The following proposal starts from the position that the federal government has a duty to control the presence of aliens in this country and that it must bring the practice of sanctuary to an end. Justifying that position (although it seems to the writer perfectly clear) is beyond the scope of this proposal, so no attempt will be made to do so here. The writer does, however, comment that the sanctuary practice has ramifications beyond immigration law and must, for the sake of the Republic, be stopped without further delay. Secession, as an idea, was put to bed in 1865.

How best to dissuade the local governments from their chosen path? The proposal has been made to cut off federal funds to those cities. Good: a first step. But many of them have already said they are willing to forego that money for the sake of protecting alien lawbreakers.

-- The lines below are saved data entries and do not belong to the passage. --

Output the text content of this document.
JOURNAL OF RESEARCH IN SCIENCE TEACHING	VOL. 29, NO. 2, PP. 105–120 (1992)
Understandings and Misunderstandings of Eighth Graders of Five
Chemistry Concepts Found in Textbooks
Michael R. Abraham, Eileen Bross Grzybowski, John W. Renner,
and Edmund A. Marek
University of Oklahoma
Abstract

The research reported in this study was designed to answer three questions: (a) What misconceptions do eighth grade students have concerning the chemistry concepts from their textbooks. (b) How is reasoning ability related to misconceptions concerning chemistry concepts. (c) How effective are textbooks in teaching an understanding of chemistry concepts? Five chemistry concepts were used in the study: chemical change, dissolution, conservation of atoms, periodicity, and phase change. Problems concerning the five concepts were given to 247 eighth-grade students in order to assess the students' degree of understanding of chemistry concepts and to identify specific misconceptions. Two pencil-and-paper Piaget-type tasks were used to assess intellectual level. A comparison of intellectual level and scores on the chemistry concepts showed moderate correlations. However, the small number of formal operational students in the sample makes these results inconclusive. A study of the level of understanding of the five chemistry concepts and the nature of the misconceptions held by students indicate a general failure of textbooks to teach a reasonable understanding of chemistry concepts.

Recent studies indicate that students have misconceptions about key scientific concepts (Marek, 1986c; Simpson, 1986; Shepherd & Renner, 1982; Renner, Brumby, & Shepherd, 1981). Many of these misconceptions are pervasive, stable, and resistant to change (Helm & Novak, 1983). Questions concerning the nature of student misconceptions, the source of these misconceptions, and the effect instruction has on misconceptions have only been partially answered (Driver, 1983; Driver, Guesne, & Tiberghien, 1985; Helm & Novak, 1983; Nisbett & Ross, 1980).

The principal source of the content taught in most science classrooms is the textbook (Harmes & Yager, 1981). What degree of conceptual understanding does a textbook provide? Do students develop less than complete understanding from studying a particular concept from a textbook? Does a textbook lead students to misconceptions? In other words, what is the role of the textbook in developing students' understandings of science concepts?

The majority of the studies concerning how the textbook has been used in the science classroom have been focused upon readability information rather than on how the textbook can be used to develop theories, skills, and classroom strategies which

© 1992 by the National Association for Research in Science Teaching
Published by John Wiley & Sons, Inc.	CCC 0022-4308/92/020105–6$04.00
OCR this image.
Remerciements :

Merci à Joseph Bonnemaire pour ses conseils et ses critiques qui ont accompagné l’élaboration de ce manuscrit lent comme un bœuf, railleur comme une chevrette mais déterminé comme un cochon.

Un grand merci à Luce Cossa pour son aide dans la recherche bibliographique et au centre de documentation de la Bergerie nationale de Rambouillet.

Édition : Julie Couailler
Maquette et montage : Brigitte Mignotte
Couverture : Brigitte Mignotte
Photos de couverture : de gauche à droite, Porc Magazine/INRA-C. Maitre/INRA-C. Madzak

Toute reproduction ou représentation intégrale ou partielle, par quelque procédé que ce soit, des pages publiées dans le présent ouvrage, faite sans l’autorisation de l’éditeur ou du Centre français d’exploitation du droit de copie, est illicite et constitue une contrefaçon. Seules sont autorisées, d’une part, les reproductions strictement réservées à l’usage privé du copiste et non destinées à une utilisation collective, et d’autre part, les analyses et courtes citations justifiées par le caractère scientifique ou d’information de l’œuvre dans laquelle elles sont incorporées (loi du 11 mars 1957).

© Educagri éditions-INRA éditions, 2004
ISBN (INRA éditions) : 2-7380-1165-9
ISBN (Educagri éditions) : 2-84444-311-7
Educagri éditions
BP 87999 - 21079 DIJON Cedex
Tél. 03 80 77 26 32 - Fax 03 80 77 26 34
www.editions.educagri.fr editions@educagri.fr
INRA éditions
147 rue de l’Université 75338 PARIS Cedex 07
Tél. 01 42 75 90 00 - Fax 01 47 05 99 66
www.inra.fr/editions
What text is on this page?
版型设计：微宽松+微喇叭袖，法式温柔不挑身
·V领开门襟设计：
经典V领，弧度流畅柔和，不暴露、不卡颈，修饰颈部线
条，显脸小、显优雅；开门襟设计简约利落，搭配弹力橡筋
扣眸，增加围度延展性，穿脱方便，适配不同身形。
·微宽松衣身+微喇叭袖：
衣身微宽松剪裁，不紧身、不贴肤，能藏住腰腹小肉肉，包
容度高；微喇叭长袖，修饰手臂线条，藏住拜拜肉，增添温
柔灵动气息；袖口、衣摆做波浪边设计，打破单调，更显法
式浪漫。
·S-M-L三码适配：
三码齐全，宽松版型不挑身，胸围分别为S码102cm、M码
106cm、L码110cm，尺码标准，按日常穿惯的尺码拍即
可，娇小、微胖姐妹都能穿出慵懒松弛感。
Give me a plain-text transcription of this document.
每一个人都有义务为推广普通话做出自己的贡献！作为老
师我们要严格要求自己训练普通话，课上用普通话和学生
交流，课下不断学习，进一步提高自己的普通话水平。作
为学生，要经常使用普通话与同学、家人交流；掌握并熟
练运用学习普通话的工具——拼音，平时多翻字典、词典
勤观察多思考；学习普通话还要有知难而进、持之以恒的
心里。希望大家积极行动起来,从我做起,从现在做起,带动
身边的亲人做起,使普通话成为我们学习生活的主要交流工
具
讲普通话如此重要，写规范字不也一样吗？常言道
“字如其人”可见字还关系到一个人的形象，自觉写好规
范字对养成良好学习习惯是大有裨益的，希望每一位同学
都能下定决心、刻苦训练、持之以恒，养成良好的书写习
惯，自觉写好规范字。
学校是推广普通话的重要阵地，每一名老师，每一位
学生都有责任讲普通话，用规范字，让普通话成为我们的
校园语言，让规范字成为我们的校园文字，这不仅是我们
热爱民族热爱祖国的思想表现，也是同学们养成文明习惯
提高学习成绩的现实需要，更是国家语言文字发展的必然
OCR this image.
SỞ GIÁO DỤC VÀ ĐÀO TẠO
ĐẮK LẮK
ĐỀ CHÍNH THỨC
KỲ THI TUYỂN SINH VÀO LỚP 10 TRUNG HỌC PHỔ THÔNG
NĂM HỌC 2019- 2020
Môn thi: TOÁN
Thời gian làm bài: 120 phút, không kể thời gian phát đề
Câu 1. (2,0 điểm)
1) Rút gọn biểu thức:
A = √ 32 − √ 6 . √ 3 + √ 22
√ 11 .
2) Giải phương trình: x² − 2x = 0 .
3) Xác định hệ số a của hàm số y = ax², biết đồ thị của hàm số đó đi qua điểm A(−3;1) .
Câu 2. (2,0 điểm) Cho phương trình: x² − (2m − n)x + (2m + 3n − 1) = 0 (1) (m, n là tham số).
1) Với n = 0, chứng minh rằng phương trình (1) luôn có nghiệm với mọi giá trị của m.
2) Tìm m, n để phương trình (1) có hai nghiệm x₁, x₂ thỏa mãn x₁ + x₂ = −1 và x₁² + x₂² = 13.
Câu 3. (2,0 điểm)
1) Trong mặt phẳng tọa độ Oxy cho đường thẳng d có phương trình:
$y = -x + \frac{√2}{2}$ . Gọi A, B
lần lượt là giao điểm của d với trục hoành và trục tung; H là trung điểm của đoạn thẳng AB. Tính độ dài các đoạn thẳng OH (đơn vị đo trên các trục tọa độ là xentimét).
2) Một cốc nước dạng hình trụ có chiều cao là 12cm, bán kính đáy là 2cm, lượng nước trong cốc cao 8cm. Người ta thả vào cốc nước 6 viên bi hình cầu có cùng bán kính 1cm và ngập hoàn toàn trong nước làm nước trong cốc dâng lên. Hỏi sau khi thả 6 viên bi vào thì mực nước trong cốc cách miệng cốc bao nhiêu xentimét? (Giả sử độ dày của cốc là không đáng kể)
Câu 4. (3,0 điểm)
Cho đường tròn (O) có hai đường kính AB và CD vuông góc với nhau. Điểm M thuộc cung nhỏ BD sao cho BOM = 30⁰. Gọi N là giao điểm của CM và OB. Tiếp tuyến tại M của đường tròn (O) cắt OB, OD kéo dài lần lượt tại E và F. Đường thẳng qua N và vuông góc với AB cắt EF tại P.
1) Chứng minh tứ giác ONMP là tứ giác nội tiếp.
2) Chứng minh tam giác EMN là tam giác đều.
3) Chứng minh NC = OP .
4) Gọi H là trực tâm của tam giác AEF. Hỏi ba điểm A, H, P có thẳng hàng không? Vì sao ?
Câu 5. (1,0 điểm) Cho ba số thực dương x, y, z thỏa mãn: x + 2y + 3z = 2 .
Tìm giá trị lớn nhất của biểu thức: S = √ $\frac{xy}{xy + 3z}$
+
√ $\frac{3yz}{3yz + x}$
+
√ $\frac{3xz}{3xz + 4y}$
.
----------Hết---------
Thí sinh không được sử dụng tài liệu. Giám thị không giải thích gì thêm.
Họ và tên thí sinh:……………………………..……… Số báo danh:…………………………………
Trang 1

Another likely proposal would have the federal government arrest and prosecute officials responsible for adopting or executing such policies. Title 8 US Code, Sec. 1324(a)(1)(A)(iii), which deals with harboring, concealing, or shielding from detection illegal aliens, and Title 18 US Code, Sec. 371, which covers conspiracy to commit a violation of U.S. law, are the relevant federal statutes. While the writer finds the vision of the sheriff, mayor, and city council being led off in irons entertaining, he concedes that it should be a last resort.

What is lacking in this two-step continuum of persuasion is an intermediate step. One is available.

We posit that if those governments choose not to cooperate in enforcing immigration laws then, by their intransigence, they have placed themselves and those they govern (who put them in place, after all) beyond the services and benefits offered by our immigration laws. This idea is not without approximate parallel in law. Some countries refuse to take back their citizens who have been ordered deported from the US. In such cases, Title 8 USC, Sec.1253(d) provides that the US Secretary of State shall direct US consuls in that country to cease issuing visas to citizens of that country.

The U.S. Citizenship and Immigration Services (USCIS) is a branch of the Department of Homeland Security charged with receiving, adjudicating, and delivering the benefits of immigration and naturalization laws. Therefore, the writer proposes that the White House direct USCIS to suspend the adjudication of any applications or petitions received from a business or resident in a sanctuary entity.

We will not attempt here to get into the “how-to” of that process. Those are details to be worked out by USCIS and other personnel charged with making it happen, but it would not be difficult.

What that will mean in practical terms is this: USCIS will accept applications as always, but they will go, in date order, into a “pending adjudication” file. Once the dispute between the federal government and the local entity is resolved the decision process will begin again, with oldest cases being first.

What will the effect be on the public? Employers in sanctuary cities will be unable to get approval to bring foreign employees to this country. Alien employees already here legally will be unable to have their status extended or changed. Aliens who are temporarily here for any purpose, such as students, professional athletes and performers, businessmen, or tourists will be unable to extend their stay or change their status. They will have to leave when their authorized stay expires. Families will be unable to file petitions to have alien relatives admitted to the United States. Permanent alien residents who are eligible to naturalize will have to wait until this unpleasantness is settled.

This entire continuum should be extended to schools (colleges or otherwise) that accept federal funds or alien students of any category and which declare themselves sanctuaries. Their status as educators does not render them immune from the law or persuasive action.

This is intended to be, in a blunt phrase, political arm-twisting. Local governments have shown themselves willing to loot the public treasury and endanger the public over the issue. Now we will see how much inconvenience, loss of revenue, or even emotional pain the public is willing to accept for the sake of the principle of “sanctuary” – a concept which does not exist in law.